Julian Assange: Bail cash decision delayed

Julian Assange Image copyright AP
Image caption Mr Assange has been inside the Ecuadorean embassy since June

Supporters of Wikileaks founder Julian Assange face a wait to see if they will be asked to forfeit £140,000 of bail sureties after he sought asylum.

Mr Assange has been at Ecuador's London embassy since June, a move which has seen other backers lose £200,000 they put up in cash securities.

The 41-year-old breached bail conditions by staying in the building and faces arrest if he leaves.

Westminster Magistrates' Court is to issue a written decision later.

Mr Assange was arrested on an extradition warrant and is wanted for questioning in Sweden over rape and sexual assault allegations, which he denies.

Ecuador granted Mr Assange asylum in August but the UK says it has a legal obligation to see that he is handed over to Sweden.

Swedish prosecutors, meanwhile, have dismissed Mr Assange's claims that their case is part of a wider political move to see him stand trial in the US over his work with Wikileaks.

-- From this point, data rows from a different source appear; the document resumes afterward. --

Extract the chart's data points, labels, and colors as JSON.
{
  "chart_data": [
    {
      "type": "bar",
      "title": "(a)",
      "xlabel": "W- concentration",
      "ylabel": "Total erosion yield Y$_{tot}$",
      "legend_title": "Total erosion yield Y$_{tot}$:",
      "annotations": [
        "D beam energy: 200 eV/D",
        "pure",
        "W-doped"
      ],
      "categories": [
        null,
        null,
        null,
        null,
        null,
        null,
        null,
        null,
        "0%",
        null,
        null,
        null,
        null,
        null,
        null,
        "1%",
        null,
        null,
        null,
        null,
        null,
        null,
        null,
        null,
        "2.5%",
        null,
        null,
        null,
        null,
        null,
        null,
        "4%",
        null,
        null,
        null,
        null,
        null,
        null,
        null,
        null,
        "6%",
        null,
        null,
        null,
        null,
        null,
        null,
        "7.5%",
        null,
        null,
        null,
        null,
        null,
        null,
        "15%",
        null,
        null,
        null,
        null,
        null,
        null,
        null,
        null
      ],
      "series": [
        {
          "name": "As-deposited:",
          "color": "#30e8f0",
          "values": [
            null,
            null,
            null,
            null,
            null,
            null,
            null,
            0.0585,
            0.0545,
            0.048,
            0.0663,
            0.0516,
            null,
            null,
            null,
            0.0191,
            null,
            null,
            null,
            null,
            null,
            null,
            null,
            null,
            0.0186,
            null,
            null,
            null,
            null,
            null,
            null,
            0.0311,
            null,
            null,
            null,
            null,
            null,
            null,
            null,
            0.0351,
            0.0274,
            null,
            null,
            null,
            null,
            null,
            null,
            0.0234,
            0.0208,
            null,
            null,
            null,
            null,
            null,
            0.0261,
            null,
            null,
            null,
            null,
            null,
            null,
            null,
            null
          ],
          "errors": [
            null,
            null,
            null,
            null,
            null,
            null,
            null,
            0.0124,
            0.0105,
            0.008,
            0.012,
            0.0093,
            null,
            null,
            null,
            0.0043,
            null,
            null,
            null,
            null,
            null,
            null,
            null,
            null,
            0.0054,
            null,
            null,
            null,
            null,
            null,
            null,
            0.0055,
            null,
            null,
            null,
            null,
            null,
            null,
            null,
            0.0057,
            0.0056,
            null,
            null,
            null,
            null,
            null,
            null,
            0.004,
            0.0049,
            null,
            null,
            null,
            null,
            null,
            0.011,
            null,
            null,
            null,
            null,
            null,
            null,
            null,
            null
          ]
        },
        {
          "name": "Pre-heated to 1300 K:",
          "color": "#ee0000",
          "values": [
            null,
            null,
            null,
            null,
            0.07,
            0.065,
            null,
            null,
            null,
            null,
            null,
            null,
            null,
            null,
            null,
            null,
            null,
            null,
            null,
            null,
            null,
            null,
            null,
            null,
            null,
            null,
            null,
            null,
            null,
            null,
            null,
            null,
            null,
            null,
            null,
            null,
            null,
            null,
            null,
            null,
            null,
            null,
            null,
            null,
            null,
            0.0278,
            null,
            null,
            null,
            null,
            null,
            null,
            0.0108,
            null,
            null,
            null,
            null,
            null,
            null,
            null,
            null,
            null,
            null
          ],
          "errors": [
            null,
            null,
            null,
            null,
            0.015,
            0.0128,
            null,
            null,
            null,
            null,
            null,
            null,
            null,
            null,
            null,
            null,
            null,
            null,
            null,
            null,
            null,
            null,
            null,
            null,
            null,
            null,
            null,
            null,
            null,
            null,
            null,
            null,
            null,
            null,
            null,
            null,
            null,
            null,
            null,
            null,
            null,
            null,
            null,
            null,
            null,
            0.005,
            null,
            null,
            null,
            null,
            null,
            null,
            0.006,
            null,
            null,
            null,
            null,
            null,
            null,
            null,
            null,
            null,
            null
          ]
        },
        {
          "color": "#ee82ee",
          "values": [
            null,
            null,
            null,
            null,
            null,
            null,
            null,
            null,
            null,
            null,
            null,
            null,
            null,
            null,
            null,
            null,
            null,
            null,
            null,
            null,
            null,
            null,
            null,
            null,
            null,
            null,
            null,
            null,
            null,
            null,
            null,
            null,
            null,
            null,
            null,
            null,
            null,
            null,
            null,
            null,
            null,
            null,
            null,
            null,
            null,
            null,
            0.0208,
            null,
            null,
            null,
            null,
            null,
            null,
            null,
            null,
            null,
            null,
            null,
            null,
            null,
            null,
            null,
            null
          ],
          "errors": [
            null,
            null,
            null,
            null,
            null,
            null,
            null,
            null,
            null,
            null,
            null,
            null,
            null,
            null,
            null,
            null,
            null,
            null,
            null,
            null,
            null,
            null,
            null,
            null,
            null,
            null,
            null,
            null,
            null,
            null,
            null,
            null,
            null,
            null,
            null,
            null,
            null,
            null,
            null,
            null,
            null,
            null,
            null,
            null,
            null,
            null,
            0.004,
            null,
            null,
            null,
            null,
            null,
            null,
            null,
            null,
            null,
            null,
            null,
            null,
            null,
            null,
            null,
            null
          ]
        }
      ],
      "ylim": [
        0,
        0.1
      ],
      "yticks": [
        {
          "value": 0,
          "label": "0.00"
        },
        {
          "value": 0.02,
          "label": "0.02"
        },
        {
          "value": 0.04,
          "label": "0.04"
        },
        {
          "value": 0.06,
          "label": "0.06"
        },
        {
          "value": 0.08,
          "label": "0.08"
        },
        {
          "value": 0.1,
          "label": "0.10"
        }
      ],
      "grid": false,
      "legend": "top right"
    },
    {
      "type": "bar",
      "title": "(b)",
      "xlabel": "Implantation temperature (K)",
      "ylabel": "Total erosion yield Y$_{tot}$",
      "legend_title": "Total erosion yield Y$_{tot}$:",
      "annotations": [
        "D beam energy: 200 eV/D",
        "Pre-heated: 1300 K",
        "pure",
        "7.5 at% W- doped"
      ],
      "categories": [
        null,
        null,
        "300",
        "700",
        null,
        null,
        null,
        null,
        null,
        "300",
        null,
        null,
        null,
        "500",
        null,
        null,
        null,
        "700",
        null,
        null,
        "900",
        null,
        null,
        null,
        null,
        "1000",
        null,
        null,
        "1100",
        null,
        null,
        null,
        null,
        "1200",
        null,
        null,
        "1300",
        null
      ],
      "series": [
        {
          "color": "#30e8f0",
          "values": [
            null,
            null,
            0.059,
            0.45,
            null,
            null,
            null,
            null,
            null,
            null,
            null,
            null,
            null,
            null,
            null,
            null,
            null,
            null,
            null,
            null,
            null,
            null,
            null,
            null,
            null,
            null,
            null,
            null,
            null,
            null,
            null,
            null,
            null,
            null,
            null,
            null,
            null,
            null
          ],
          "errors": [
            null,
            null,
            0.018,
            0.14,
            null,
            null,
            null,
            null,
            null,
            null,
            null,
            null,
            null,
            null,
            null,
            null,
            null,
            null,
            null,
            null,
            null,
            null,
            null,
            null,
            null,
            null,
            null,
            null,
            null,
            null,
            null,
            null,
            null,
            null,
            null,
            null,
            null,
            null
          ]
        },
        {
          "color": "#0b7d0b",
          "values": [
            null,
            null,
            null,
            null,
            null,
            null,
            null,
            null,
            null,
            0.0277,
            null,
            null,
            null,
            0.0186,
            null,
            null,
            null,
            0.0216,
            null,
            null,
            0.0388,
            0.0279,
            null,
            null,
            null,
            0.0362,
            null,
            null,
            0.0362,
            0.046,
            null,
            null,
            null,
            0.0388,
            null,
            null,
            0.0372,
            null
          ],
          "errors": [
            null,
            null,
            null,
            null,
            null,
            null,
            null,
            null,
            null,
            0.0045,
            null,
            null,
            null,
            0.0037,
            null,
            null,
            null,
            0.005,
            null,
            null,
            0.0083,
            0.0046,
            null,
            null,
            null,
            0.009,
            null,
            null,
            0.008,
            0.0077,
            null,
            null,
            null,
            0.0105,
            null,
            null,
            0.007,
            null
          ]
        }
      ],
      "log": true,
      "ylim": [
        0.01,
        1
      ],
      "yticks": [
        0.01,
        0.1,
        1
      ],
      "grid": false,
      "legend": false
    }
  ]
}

When he was granted bail nine of his supporters offered a total of £140,000 in sureties between them - promising they would pay the court the money if he failed to show up.

One of Mr Assange's supporters, Vaughan Smith, whose home he stayed at for more than a year, addressed the court on behalf of the nine.

He said all of those who offered sureties of varying amounts were "convinced that they have done and are doing the right thing".

'Punishing us'

Arguing why they should not lose their money, Mr Smith told Chief Magistrate Howard Riddle: "We never envisaged when we agreed to become sureties that the matter would become a diplomatic argument and it is clear that this needs to be resolved at a governmental level...

"In this unique, this quite exceptional case, complying with what this court seems to expect from us - to all publicly urge Mr Assange to abandon the sanctuary that he has found in the Ecuadorian embassy - would see us acting against a man whom we and others judge to have understandable fears about his ultimate treatment in the United States if he abandons his asylum."

The other eight backers are retired professor Tricia David, Nobel Prize-winning scientist Sir John Sulston, journalist Philip Knightley, Lady Caroline Evans, friend Sarah Saunders, Joseph Farrell, Sarah Harrison and Tracy Worcester.

Mr Smith added: "We all want Mr Assange to be able to clear his name and have done everything with our diminishing influence to see the current impasse resolved and justice served."

He said the group agreed they should not urge Mr Assange to leave the embassy as that would make them "mercenary and contemptible individuals".

Mr Riddle's decision will be sent to the sureties and the press, without an announcement being made in court.

A group of supporters including the campaigner Jemima Khan, journalist John Pilger and film-maker Ken Loach earlier lost £200,000 they had lodged with the court as a condition of Mr Assange's bail.